[ad_1]
Breaking News Emails
Receive last minute alerts and special reports. News and stories that matter, delivered in the morning on weekdays.
By Phil Helsel
Southern California is in turmoil thanks to an annual migration of butterflies known as the painted lady. In recent days, the skies of some areas has been filled with winged creatures.
People have used social media to document insects floating around California. Butterflies leave the deserts of Mexico and fly as long as their fat reserves remain before breeding. Generations of insects can reach the Pacific Northwest.
"We are waiting for their arrival here, but they have not arrived yet," said Arthur M. Shapiro, a professor at the University of California, Davis Department of Evolution and Ecology. , College of Biological Sciences, which is near Sacramento.
"The extraordinary flowering years of wildflowers are usually very long years of painting," he said, adding that the last big event dates back to 2005, with billions of butterflies estimated.
Shapiro said that he had reports about butterflies, vanessa cardui, in Temecula, north of San Diego, in the Anza-Borrego Desert National Park, and in Pasadena and Coachella Valley.

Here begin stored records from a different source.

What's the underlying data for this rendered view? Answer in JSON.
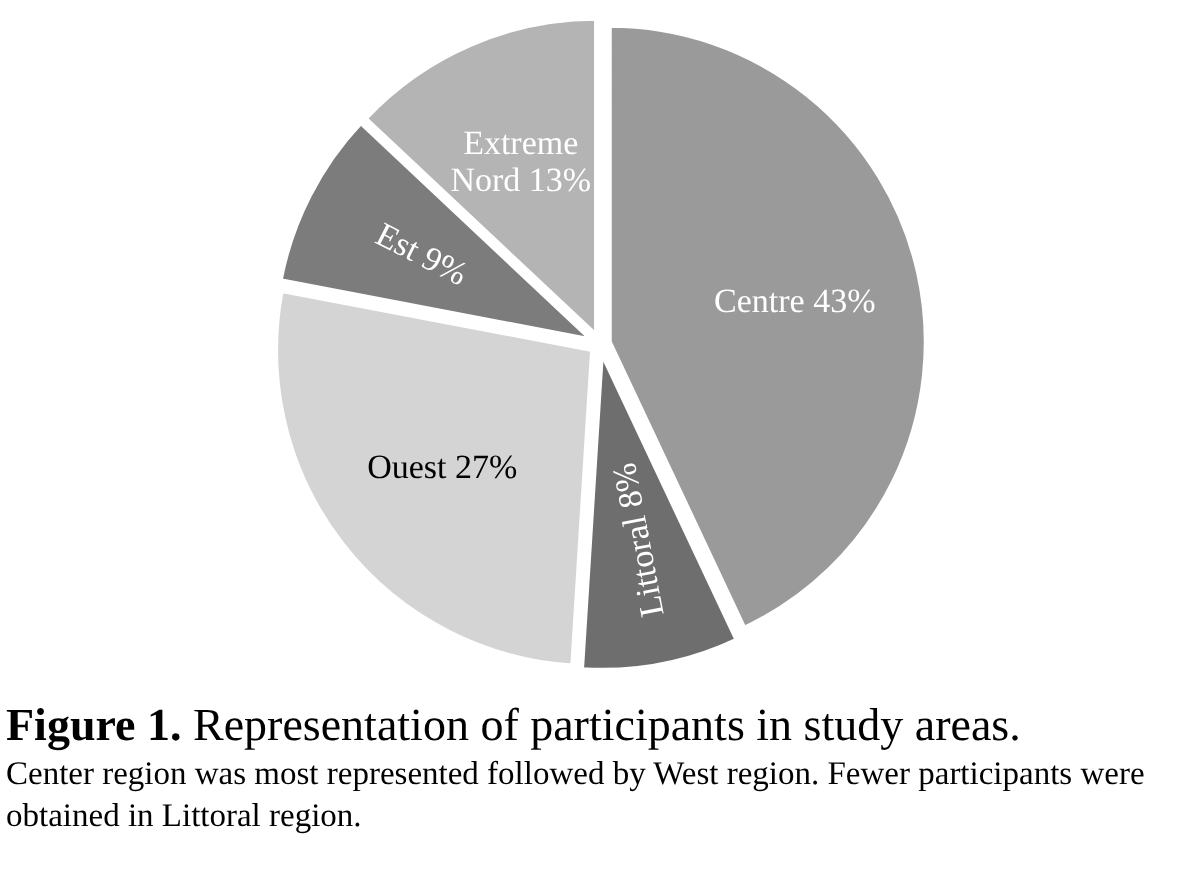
{
  "chart_data": {
    "type": "pie",
    "title": "Figure 1.",
    "subtitle": "Representation of participants in study areas.",
    "annotations": [
      "Center region was most represented followed by West region. Fewer participants were obtained in Littoral region."
    ],
    "categories": [
      "Centre",
      "Littoral",
      "Ouest",
      "Est",
      "Extreme Nord"
    ],
    "values": [
      43,
      8,
      27,
      9,
      13
    ],
    "value_labels": [
      "43%",
      "8%",
      "27%",
      "9%",
      "13%"
    ],
    "colors": [
      "#9a9a9a",
      "#6e6e6e",
      "#d4d4d4",
      "#7c7c7c",
      "#b4b4b4"
    ]
  }
}
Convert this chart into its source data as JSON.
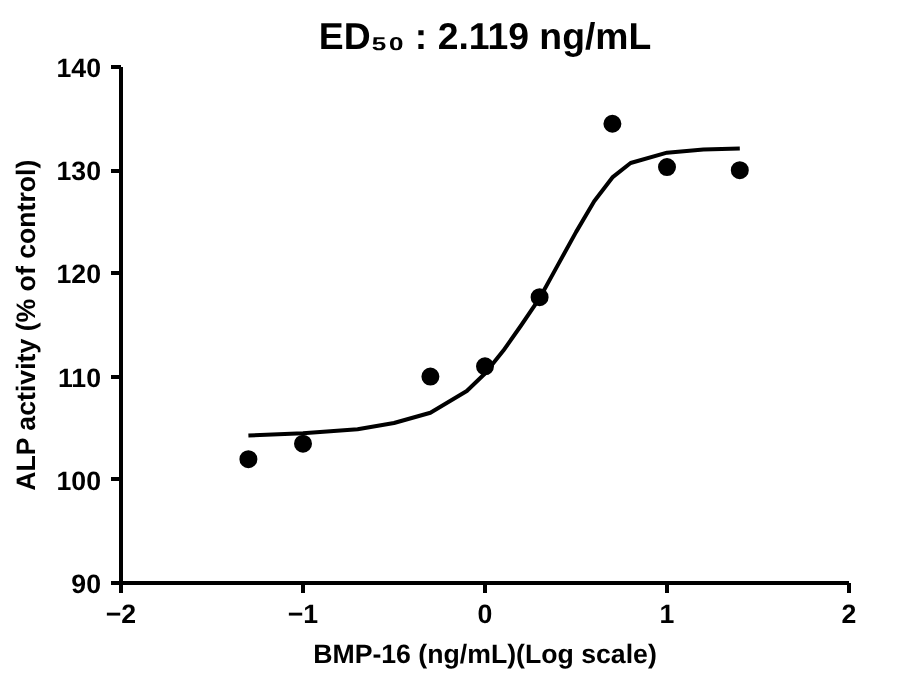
{
  "chart_data": {
    "type": "scatter",
    "title": "ED₅₀ : 2.119 ng/mL",
    "xlabel": "BMP-16 (ng/mL)(Log scale)",
    "ylabel": "ALP activity (% of control)",
    "xlim": [
      -2,
      2
    ],
    "xticks": [
      -2,
      -1,
      0,
      1,
      2
    ],
    "ylim": [
      90,
      140
    ],
    "yticks": [
      90,
      100,
      110,
      120,
      130,
      140
    ],
    "grid": false,
    "series": [
      {
        "marker": "circle",
        "color": "#000000",
        "x": [
          -1.3,
          -1.0,
          -0.3,
          0.0,
          0.3,
          0.7,
          1.0,
          1.4
        ],
        "values": [
          102,
          103.5,
          110,
          111,
          117.7,
          134.5,
          130.3,
          130
        ]
      },
      {
        "type": "line",
        "marker": "none",
        "line_style": "solid",
        "color": "#000000",
        "x": [
          -1.3,
          -1.0,
          -0.7,
          -0.5,
          -0.3,
          -0.1,
          0.0,
          0.1,
          0.2,
          0.3,
          0.4,
          0.5,
          0.6,
          0.7,
          0.8,
          1.0,
          1.2,
          1.4
        ],
        "values": [
          104.3,
          104.5,
          104.9,
          105.5,
          106.5,
          108.6,
          110.3,
          112.5,
          115,
          117.6,
          120.8,
          124,
          127,
          129.3,
          130.7,
          131.7,
          132,
          132.1
        ]
      }
    ]
  }
}
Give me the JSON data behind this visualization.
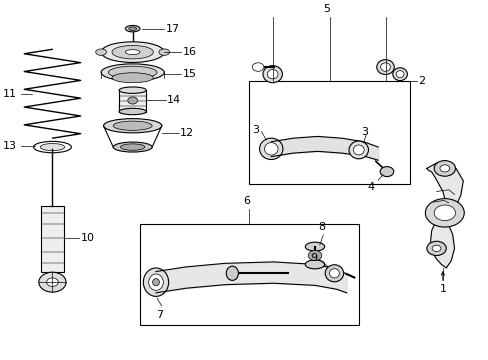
{
  "bg_color": "#ffffff",
  "line_color": "#000000",
  "fig_width": 4.89,
  "fig_height": 3.6,
  "dpi": 100
}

The entire North American population of painted butterflies migrates to western Texas and northern Mexico during the winter. As caterpillars, they feed on annual desert plants – their favorite families are the families of mauve, hedgerow, thistle and their parents – and then, once the butterflies have started, they head north.
They can live up to six weeks, but most do not live as long. There will be waves of migration when the first generation goes to northern California, they will breed, and the next generation will go to the Pacific Northwest, Shapiro said.
On the way back, the next generations of butterflies will begin their journey to the south. In Calfornia, the largest number of butterflies is expected on the east coast of Sierra Nevada, said Shapiro.
"The south side is never as big as a big migration from the north," he said.
A similar phenomenon occurs in Europe, with some butterflies traveling south across the Sahara in Africa and others in Ethiopia and Eritrea, then migrating to the north of the Mediterranean.
Painted butterflies can travel quickly. "They can move cars 25 miles to the hour," Shapiro said.
And they are able to generate body heat through muscle contractions, allowing them to fly at lower temperatures. The painted ladies have the highest observed record of all butterflies at about 22,000 feet, he said.
The size of migrations in the north is often linked to the proliferation of wildflowers in the desert, as heavy rains in this region contribute to the growth of host plants, Shapiro said. The Anza-Borrego Desert State Park said this week that many parts of this park had excellent wildflower displays.
Only a few types of birds catch butterflies on the wing, most being eaten when they are cold, flying slowly or in mud puddles on the ground, he said. And the numbers are on the side of the butterflies. "The birds that eat butterflies will quickly get satiated," he said.
"Yesterday, March 11, we celebrated the anniversary of the arrival of the Davis front in 2005," Shapiro said. "I thought it would be really cute if they had the same date this time, but that did not happen."